The aspirin question
Birch is known to contain methyl salicylate, the compound that gives it a wintergreen aroma and provides anti-inflammatory effects. This molecule is closely related to the precursor of aspirin, which raised an important question for me: was I concentrating this substance in my syrup and unintentionally making a sort of “super aspirin”? Historically, birch products have been consumed without issue, so I suspected the risk was low, but I like to do my due diligence whenever I’m working with unfamiliar substances I plan to ingest. After looking into it, I was pleased to learn that the amount of methyl salicylate present in birch syrup is negligible.

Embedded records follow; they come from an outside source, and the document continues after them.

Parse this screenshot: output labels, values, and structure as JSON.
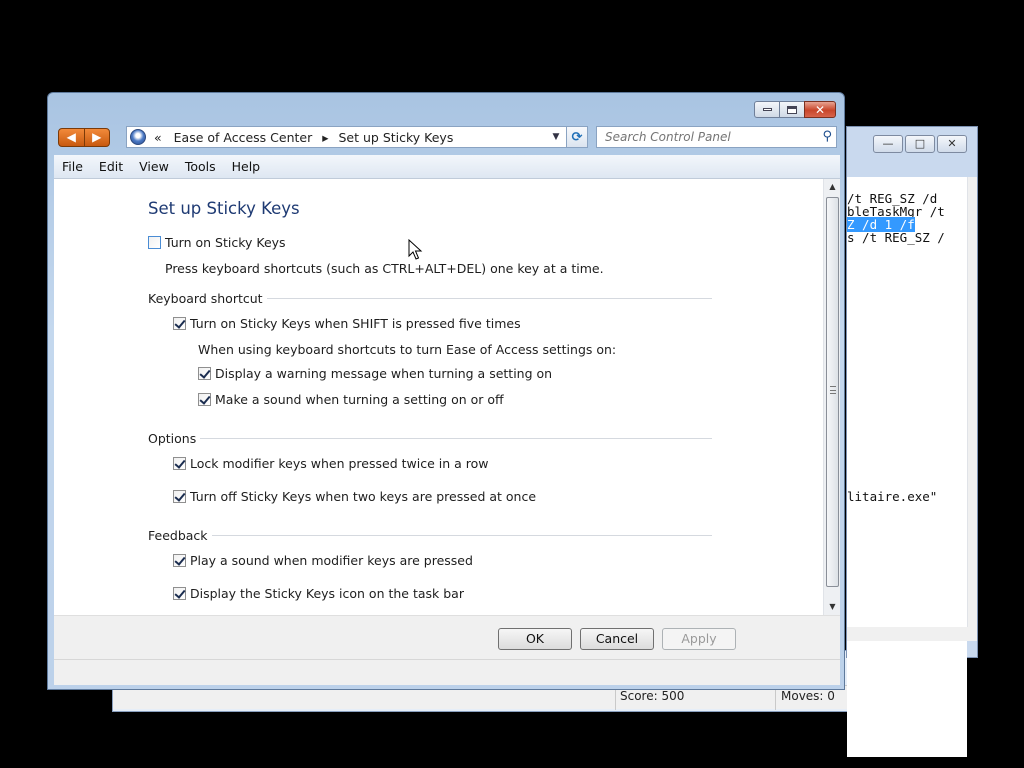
{
  "background": {
    "game_status": {
      "score": "Score: 500",
      "moves": "Moves:  0"
    },
    "cmd_lines": [
      "/t REG_SZ /d",
      "bleTaskMgr /t",
      "Z /d 1 /f",
      "s /t REG_SZ /"
    ],
    "cmd_tail": "litaire.exe\"",
    "cmd_buttons": {
      "min": "—",
      "max": "□",
      "close": "✕"
    }
  },
  "window": {
    "address": {
      "root": "«",
      "crumb1": "Ease of Access Center",
      "sep": "▸",
      "crumb2": "Set up Sticky Keys"
    },
    "search": {
      "placeholder": "Search Control Panel"
    },
    "menu": [
      "File",
      "Edit",
      "View",
      "Tools",
      "Help"
    ],
    "nav": {
      "back": "◀",
      "forward": "▶"
    }
  },
  "content": {
    "title": "Set up Sticky Keys",
    "turn_on": {
      "label": "Turn on Sticky Keys",
      "checked": false
    },
    "turn_on_desc": "Press keyboard shortcuts (such as CTRL+ALT+DEL) one key at a time.",
    "keyboard_shortcut": {
      "heading": "Keyboard shortcut",
      "shift_five": {
        "label": "Turn on Sticky Keys when SHIFT is pressed five times",
        "checked": true
      },
      "sub_desc": "When using keyboard shortcuts to turn Ease of Access settings on:",
      "warning": {
        "label": "Display a warning message when turning a setting on",
        "checked": true
      },
      "sound": {
        "label": "Make a sound when turning a setting on or off",
        "checked": true
      }
    },
    "options": {
      "heading": "Options",
      "lock": {
        "label": "Lock modifier keys when pressed twice in a row",
        "checked": true
      },
      "turn_off": {
        "label": "Turn off Sticky Keys when two keys are pressed at once",
        "checked": true
      }
    },
    "feedback": {
      "heading": "Feedback",
      "play_sound": {
        "label": "Play a sound when modifier keys are pressed",
        "checked": true
      },
      "taskbar_icon": {
        "label": "Display the Sticky Keys icon on the task bar",
        "checked": true
      }
    }
  },
  "buttons": {
    "ok": "OK",
    "cancel": "Cancel",
    "apply": "Apply"
  }
}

Learning from the first tappers
The Native peoples of this region tapped birch trees for medicinal uses and for flavoring, though maple trees were their primary source for sugar and syrup. Their method of “tapping” looked very different from today’s tidy plastic spiles and tubing. They would cut a large gash into the tree with an axe, then collect the sap in birch bark vessels before cooking it down into sugar. Working with birch sap now, even using modern tools, feels like a small way of participating in that much older conversation between people and trees.
Remembering our permeability
Spending time tapping trees, hauling sap, and tending the boil has reminded me how connected we are to the living world around us. It’s good to remember that we are part of the environment, not separate from it. The skin that seems to divide us from our surroundings is thinner than we like to think—we’re permeable. The more often we remember that permeability, the more carefully and respectfully we’re likely to treat the environment that sustains us.